Le groupe d'experts constate que "[les adolescents sont "peu sensibles à la mise en garde vis-à-vis des risques sanitaires à long terme, car ils ne les perçoivent que comme un risque très lointain ne les concernant pas vraiment." En revanche, ils recommandent de sensibiliser "parents [et] intervenants du secteur scolaire, parascolaire ou médical à la vulnérabilité de l'adolescent et aux dangers associés à une initiation précoce." Les scientifiques rappellent que la cohésion familiale (entente entre parents et enfants, connaissance qu'ont les parents de l'entourage et des activités de leurs enfants) réduit le risque de conduites addictives des adolescents."

Les experts notent également le rôle influent du cercle amical et de l'ensemble des produits marketing et des informations publicitaires déployés par les industriels qui incitent les jeunes à acheter les produits addictifs licites (tabac, alcool, jeux dans leur globalité). Ces publicités et outils marketing peuvent par ailleurs limiter l’efficacité des programmes de prévention destinés aux jeunes."

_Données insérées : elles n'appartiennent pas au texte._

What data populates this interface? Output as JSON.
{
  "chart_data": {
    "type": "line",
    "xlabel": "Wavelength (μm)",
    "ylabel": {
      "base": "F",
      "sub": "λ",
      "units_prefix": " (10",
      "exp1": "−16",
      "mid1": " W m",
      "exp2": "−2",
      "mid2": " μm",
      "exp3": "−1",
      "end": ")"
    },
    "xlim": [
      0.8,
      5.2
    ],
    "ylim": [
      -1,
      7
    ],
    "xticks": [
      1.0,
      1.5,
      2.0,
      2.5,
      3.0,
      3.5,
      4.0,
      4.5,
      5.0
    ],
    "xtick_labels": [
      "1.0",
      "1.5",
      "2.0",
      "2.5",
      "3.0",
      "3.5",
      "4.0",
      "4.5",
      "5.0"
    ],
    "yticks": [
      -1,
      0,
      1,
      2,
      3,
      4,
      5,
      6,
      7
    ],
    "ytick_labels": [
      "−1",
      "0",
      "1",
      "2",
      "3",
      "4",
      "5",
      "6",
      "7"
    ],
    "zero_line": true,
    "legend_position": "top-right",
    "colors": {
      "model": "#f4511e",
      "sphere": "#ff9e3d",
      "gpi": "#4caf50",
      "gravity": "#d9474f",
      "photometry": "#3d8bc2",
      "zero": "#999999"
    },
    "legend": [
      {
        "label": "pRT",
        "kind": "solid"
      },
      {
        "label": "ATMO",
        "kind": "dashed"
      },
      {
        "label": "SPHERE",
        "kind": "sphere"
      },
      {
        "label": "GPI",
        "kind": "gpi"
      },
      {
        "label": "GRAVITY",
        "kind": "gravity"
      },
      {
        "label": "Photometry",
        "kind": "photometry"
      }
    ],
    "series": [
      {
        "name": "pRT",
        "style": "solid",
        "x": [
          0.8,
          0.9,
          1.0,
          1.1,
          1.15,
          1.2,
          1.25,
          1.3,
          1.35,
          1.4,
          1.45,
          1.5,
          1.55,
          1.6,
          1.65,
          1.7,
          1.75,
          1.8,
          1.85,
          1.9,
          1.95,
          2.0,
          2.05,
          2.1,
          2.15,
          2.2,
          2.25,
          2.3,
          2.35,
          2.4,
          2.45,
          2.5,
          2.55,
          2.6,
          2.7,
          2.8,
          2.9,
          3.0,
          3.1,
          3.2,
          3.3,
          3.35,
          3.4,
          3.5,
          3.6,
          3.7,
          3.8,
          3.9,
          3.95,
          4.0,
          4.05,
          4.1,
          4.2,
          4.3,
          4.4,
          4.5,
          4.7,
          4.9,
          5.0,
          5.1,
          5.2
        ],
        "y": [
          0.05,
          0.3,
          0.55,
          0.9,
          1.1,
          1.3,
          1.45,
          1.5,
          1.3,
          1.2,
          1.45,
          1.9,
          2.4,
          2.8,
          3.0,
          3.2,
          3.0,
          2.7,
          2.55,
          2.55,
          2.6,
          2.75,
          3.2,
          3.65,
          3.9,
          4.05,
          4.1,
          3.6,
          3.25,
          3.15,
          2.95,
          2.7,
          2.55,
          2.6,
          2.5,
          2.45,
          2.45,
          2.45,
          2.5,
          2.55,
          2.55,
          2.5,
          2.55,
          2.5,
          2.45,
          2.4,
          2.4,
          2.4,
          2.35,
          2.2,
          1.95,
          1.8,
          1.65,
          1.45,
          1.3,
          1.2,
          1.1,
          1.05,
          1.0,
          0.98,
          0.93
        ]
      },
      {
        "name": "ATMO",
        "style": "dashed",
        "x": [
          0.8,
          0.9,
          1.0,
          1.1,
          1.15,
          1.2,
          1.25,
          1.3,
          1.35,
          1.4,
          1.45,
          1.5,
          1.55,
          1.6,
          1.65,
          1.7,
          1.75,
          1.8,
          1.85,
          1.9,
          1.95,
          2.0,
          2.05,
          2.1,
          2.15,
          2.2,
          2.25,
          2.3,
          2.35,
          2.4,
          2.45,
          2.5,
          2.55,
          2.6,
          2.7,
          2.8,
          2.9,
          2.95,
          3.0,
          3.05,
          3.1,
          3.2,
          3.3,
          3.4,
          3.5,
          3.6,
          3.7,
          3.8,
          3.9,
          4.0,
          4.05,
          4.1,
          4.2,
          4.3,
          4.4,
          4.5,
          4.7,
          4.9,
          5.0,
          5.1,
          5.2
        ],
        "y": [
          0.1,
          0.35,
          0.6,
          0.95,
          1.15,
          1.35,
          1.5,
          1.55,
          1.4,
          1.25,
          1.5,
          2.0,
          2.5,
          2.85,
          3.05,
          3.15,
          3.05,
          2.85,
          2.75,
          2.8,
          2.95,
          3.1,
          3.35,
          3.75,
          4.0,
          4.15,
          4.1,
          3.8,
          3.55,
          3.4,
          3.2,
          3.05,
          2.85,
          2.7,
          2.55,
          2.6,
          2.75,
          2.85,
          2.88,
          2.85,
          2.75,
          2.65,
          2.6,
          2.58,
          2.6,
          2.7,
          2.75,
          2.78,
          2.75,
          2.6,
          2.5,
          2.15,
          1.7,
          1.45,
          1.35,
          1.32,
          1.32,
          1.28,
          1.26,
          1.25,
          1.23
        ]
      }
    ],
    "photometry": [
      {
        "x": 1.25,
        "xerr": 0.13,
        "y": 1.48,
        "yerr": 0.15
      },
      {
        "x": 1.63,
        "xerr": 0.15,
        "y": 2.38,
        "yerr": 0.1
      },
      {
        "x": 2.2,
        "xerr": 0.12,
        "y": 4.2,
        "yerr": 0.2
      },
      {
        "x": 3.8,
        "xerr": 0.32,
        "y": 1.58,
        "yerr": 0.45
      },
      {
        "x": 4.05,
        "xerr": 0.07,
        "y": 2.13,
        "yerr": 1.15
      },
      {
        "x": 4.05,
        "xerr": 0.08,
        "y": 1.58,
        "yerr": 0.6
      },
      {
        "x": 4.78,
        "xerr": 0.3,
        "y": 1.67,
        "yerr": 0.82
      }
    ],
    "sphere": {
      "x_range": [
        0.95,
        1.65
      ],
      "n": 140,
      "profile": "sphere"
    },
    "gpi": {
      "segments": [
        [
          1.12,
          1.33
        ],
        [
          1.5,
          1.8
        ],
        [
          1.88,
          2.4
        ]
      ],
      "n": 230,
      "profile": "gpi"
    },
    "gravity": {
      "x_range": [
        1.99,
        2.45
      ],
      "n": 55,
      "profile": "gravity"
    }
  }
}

"Plusieurs stratégies d'interventions ont montré des effets bénéfiques sur la prévention ou la diminution de la consommation de substances psychoactives", notent les chercheurs de l'Inserm. "En particulier, trois types d’intervention sont le plus souvent présents dans les programmes validés comme efficaces : le développement des compétences psychosociales des jeunes (gestion des émotions, prise de décisions, estime de soi) et de leurs parents (amélioration de la communication, gestion des conflits) ; les stratégies à composantes multiples (intégrant au niveau local d’autres acteurs que l’école et les parents en plus du développement des compétences des jeunes et des parents)."

Les interventions d’aide à distance (ordinateur ou téléphone mobile), les campagnes dans les médias (notamment pour la réduction du tabac) ou encore les actions législatives et réglementaires visant à limiter l'accès aux produits addictifs, peuvent également participer d'une stratégie effiace de prévention et d'accompagnement des adolescents.